* Poland to escape recession
* High deficits augur ill for euro adoption
* Romania warned over government stalemate (Updates with Almunia news conference, Hungary, Romania)
By Marcin Grajewski
BRUSSELS, Nov 3 (Reuters) - Poland will be the only European Union country to escape recession in the global economic crisis, which will hit the Baltic countries especially hard, the EU's executive forecast on Tuesday.
Although by 2011 all new member states from central and eastern Europe will return to growth, their budget deficits will swell, the European Commission said, making clear they would not qualify to join the euro zone any time soon.
The Commission's bi-annual forecast showed wide differences among the countries from the region.
Poland, the biggest former communist-ruled country in the EU, would see its growth increase from 1.2 percent this year to 1.8 percent and 3.2 percent in 2009 and 2010 respectively. [
]"Poland will be the only (EU) country to have positive growth this year," EU Monetary Affairs Commissioner Joaquin Almunia told a news conference.
By contrast, the economies of Estonia, Latvia and Lithuania would contract this year by double-digit figures and still see negative growth in 2010 before expanding in 2011, with Estonia expected to stage the strongest rebound.
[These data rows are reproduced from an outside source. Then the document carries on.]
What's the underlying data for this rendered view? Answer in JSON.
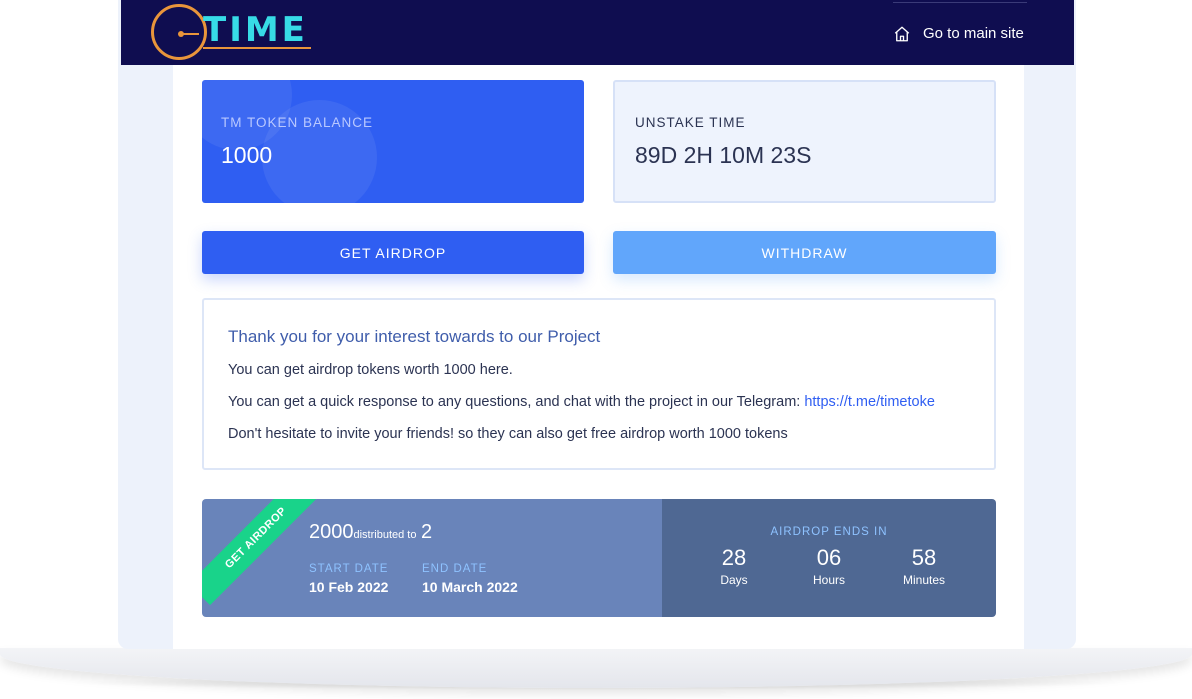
{
  "app": {
    "logo_text": "TIME",
    "nav_link_label": "Go to main site"
  },
  "cards": {
    "balance": {
      "label": "TM TOKEN BALANCE",
      "value": "1000"
    },
    "unstake": {
      "label": "UNSTAKE TIME",
      "value": "89D 2H 10M 23S"
    }
  },
  "buttons": {
    "get_airdrop": "GET AIRDROP",
    "withdraw": "WITHDRAW"
  },
  "info": {
    "title": "Thank you for your interest towards to our Project",
    "line1": "You can get airdrop tokens worth 1000 here.",
    "line2_prefix": "You can get a quick response to any questions, and chat with the project in our Telegram: ",
    "line2_link": "https://t.me/timetoke",
    "line3": "Don't hesitate to invite your friends! so they can also get free airdrop worth 1000 tokens"
  },
  "airdrop": {
    "ribbon": "GET AIRDROP",
    "total": "2000",
    "distributed_text": "distributed to",
    "recipients": "2",
    "start_label": "START DATE",
    "start_value": "10 Feb 2022",
    "end_label": "END DATE",
    "end_value": "10 March 2022",
    "ends_in_label": "AIRDROP ENDS IN",
    "countdown": [
      {
        "value": "28",
        "unit": "Days"
      },
      {
        "value": "06",
        "unit": "Hours"
      },
      {
        "value": "58",
        "unit": "Minutes"
      }
    ]
  },
  "colors": {
    "navbar": "#0f0d50",
    "logo_accent": "#37dbe6",
    "logo_clock": "#e9953b",
    "primary": "#2f5ef2",
    "secondary": "#61a6fb",
    "ribbon": "#19d38a"
  },
  "icons": {
    "logo": "clock-icon",
    "nav": "home-icon"
  }
}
Almunia said Polish growth had been helped by a currency depreciation which boosted exports, relatively low interest rates, a strong internal market and inflow of EU aid funds.
"There are elements of concern, like the evolution of the labour market," he said.
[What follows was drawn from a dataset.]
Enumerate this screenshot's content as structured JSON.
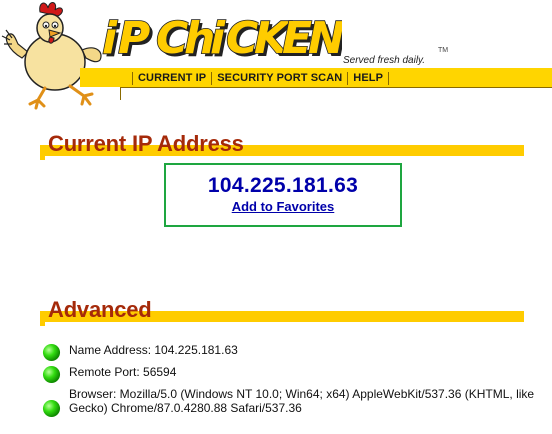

In Hungary, the recipient of a $25.1 billion International Monetary Fund-led bailout after years of fiscal profligacy, the economy is expected to contract by 6.5 percent this year, shrink 0.5 percent in 2010 and grow by 3.1 percent in 2011.
The Commission said Hungary could overshoot its budget deficit targets in both 2009 and 2010. This could put the financing agreement with the IMF into jeopardy. [
]The Czech Republic is forecast to return to growth of 0.8 percent next year. Its economy should expand by 2.3 percent in 2011 after a contraction of 4.8 percent this year.
Romania is seen staging a modest rebound next year and in 2011 after an 8.0 percent contraction forecast for 2009. Bulgaria will start growing only in 2011.
Almunia said Romania risked delays in disbursements of EU funds, which are part of an IMF-led rescue package, because of a government crisis before a presidential election this month. [
]The crisis appears to be making it impossible to check whether Romania meets or not its fiscal commitments, he said.
Before the crisis, most EU newcomers had enjoyed fast growth rates, fuelled by foreign investment and an inflow of aid funds from the EU. When foreign flows waned due to the credit crunch, Hungary, Latvia and Romania were forced to seek IMF help.
HIGH DEFICITS
The Commission said that with the exception of Bulgaria and Estonia, the EU's eastern countries would have budget deficits above the bloc's cap of 3.0 percent of GDP, which is also a ceiling for qualifying to join the euro zone.
In Poland, the deficit is expected to balloon from 6.4 percent in 2009 to 7.6 percent in 2011. [
]The country's public debt is forecast to grow from 51.7 percent of GDP in 2009 to 57.0 percent in 2010 and 61.3 percent in 2011. [
]There are three debt containment levels in Poland that trigger various levels of fiscal tightening. Levels of 55 and 60 percent are the most severe because, once breached, the government is obliged to significantly cut spending and even present a balanced budget.
"The projected debt figures are subject to significant uncertainty because of the high volatility of the exchange rate and the ensuing valuation effects of the foreign-denominated part of the debt," the Commission said.
It forecast benign inflation throughout the region, with prices expected to fall in Latvia in 2010 and 2011. [
]"Lower consumer prices would facilitate coping with lower nominal wages and encourage the reorientation of the economy towards external markets," the Commission said of Latvia.